Last last week, my old principal/boss called and offered me an English teaching position. The hours were great. I could have had my planning period at the end of the day, and I didn't have to do my planning at work, so I could have been off at 12:35. Not bad.
And I considered it.
For a week I went back and forth over pros and cons...
and prayed.
I definitely loved teaching. I returned a projector to Northwest Classen about a month ago. As I was walking up to the main entrance I did have a few tears in my eyes. I felt so glad I had a good excuse to stop by. Cora was on my hip. I miss the students, and listening to their ideas and sharing new ones with them. The wheels would start turning and important points of conversation would fill the room. I miss the interaction with so many different personalities. Most of my thoughts of teaching came when Cora was sleeping. Then she would wake up.
And I couldn't stand the idea of not being there to see that toothy smile.

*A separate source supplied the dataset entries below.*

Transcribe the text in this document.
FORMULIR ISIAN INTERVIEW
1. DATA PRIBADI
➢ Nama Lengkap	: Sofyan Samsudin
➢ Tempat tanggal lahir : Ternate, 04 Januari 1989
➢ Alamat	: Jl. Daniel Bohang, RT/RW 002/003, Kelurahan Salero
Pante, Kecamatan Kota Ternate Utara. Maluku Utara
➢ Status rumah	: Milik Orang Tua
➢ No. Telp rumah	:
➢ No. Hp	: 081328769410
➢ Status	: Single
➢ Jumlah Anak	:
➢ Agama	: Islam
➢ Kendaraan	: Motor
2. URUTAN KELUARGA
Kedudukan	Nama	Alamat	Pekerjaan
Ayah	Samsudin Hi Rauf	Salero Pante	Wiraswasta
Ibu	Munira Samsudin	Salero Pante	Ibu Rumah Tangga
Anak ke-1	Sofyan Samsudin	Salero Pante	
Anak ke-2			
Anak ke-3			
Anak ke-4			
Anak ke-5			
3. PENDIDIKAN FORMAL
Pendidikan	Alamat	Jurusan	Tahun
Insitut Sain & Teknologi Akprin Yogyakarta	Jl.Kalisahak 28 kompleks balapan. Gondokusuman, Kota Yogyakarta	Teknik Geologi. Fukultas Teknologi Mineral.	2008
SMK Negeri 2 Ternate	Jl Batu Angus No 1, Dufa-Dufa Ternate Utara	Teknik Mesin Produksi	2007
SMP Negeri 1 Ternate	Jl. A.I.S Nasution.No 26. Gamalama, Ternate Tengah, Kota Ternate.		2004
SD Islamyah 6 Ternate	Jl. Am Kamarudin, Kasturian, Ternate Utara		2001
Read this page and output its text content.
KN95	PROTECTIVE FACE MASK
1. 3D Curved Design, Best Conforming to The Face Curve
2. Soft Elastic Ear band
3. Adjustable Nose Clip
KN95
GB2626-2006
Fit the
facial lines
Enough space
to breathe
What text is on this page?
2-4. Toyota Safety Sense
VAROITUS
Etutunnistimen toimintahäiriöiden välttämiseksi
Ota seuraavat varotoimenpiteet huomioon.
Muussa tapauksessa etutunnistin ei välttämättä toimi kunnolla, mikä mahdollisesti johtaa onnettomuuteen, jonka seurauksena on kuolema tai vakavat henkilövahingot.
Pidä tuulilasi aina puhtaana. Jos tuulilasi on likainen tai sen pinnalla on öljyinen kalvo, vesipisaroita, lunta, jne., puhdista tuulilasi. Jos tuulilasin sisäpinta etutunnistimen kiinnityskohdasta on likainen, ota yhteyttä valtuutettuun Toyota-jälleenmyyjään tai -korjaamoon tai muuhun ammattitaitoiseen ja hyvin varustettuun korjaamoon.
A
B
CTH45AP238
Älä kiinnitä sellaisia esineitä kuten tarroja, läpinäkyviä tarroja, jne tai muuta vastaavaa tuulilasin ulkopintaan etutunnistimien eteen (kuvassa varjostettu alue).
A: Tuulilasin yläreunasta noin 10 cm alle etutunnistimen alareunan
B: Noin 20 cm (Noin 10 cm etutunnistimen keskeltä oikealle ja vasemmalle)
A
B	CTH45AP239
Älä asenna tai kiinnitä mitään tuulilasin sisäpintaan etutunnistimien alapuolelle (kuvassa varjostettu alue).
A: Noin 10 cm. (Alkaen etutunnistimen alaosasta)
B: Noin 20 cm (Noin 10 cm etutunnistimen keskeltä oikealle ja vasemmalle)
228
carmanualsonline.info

Needless to say, I will not be returning to the classroom, not outside of my living room anyway. It was a way bigger deal before I officially said no. I was flattered to receive the offer. It was nice to feel wanted/needed in my "professional" life. But when it comes down to it, that flattery pales in comparison to the way I feel when two tiny hands attached to two tiny arms are reaching out in my direction.
...or wet kisses on my cheek
...splishy splashy bath time
...singing lullabies and watching heavy eyes close
...coded conversation
...trips to the park
...swinging
...bird watching
...new food expressions
...army crawling
...10:00 AM and 2:00 PM nap times
...lovey dove-in' on someone who always thinks I'm great.